I turned at the sound of a car door slamming. If the windows had been double-glazed I wouldn’t have heard it. I moved to the bedroom window and saw Betty approaching from about four cars up. I nipped smartly downstairs. I set the battery from the vibrator upright in the middle of the kitchen table. It would sow a confusion that would probably not be resolved until she tried to pleasure herself.

As the front door opened, I slipped out the back. I pulled the yard door closed behind me and returned to my car. I sat there for a while. When Blondie or Betty didn’t immediately burst out on to the street screaming that she had been burgled, I started the engine and drove back to Botanic and parked. I still had ten minutes until the hour was up, so I took out Marija’s letter, picked a word out of the address in the top corner and typed it into Google on my phone. It was a town in Macedonia. I knew nothing about Macedonia, but nine minutes later I knew a lot more, although it was from Wikipedia, so it might have been cack.

The owner of the repair shop claimed to be a master of all trades. He not only did Xboxes, he did vacuum cleaners too.

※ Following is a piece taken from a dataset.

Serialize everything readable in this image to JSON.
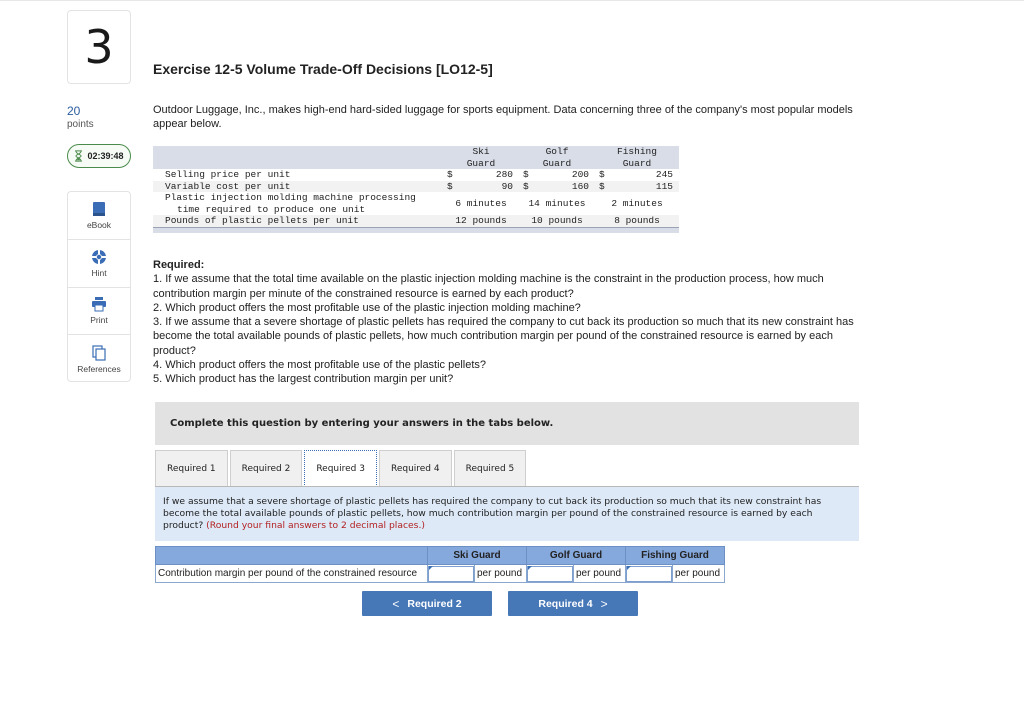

And refrigerators, and electric heaters, and televisions, and computers, and alarm systems, and he could rig up a satellite system that would give you all the benefits of Sky without having to pay for Sky. I, who could not wire a plug, admired him immensely. I had used him on and off over the years. He knew me as Dan, I knew him as Bill. He had once had a brother called Ben. Together they and their shop were known as Bill and Ben, the Repair Men. According to legend, Ben had been electrocuted by an electric guitar he was repairing. Ben, apparently, was not a master of all trades.

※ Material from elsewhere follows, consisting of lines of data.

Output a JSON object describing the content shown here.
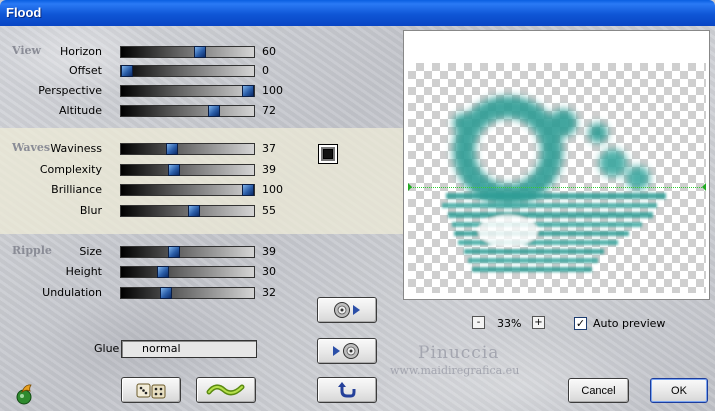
{
  "window": {
    "title": "Flood"
  },
  "groups": {
    "view": {
      "title": "View",
      "params": [
        {
          "label": "Horizon",
          "value": 60
        },
        {
          "label": "Offset",
          "value": 0
        },
        {
          "label": "Perspective",
          "value": 100
        },
        {
          "label": "Altitude",
          "value": 72
        }
      ]
    },
    "waves": {
      "title": "Waves",
      "params": [
        {
          "label": "Waviness",
          "value": 37
        },
        {
          "label": "Complexity",
          "value": 39
        },
        {
          "label": "Brilliance",
          "value": 100
        },
        {
          "label": "Blur",
          "value": 55
        }
      ]
    },
    "ripple": {
      "title": "Ripple",
      "params": [
        {
          "label": "Size",
          "value": 39
        },
        {
          "label": "Height",
          "value": 30
        },
        {
          "label": "Undulation",
          "value": 32
        }
      ]
    }
  },
  "glue": {
    "label": "Glue",
    "value": "normal"
  },
  "zoom": {
    "minus": "-",
    "value": "33%",
    "plus": "+"
  },
  "auto_preview": {
    "label": "Auto preview",
    "checked": true,
    "mark": "✓"
  },
  "buttons": {
    "cancel": "Cancel",
    "ok": "OK"
  },
  "watermark": {
    "name": "Pinuccia",
    "url": "www.maidiregrafica.eu"
  },
  "preview": {
    "object_color": "#2e9c94"
  },
  "icons": [
    "app-logo-icon",
    "random-dice-icon",
    "wave-preset-icon",
    "load-preset-icon",
    "save-preset-icon",
    "reset-icon"
  ]
}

As I entered, a bell sounded above the door. Bill was behind the counter, repairing a portable typewriter. He looked up. There was no familiar smile.

‘Haven’t seen one of those in a while,’ I said. He grunted. I followed it up with: ‘So, Bill, how’s the patient, could she be saved?’

He responded by moving out from behind the counter. He came past me, closed the door and locked it. He turned the Open sign to Closed. He moved back behind the counter. He shifted the typewriter to one side and fixed me with a look.

‘That bad, is it?’

He said, ‘How many years have I known you?’

‘Many,’ I said.

‘Have I ever cheated you?’

‘No, of course not.’

‘Have I been anything but courteous?’

‘No. Bill . . .?’

‘Yet you bring this shit in to me?’

I cleared my throat. ‘I know the Xbox is overrated, but . . .’

‘No,’ he said simply, and reached down and lifted up what appeared to be Bobby’s console. He set it down and nodded down at it. ‘This is your Xbox?’

‘Yes. No, in fact. I’m getting it fixed for a wee lad I know. Has he completely destroyed it?’

Bill thought for a moment, before nodding to himself. ‘Dan,’ he said, ‘I know you’ve had troubles, but you seem to be a decent enough, straight-up guy. I also know you haven’t the technical know-how to physically take the top off this Xbox without fatally damaging either it or yourself.’

‘Sad but true,’ I said.

‘And that is the only reason I haven’t gone to the police.’

‘The . . .’

‘If it had been anyone else, I’m telling you, I’d have had them here in a flash. You want to know why your Xbox doesn’t work? You think maybe this has something to do with it?’

I moved closer and peered down as Bill removed the top. I expected to see the inner workings. I did not. Inside, the electronics had been removed and replaced with a small handgun, a thick wad of cash and a see-through plastic bag containing a very large amount of white powder.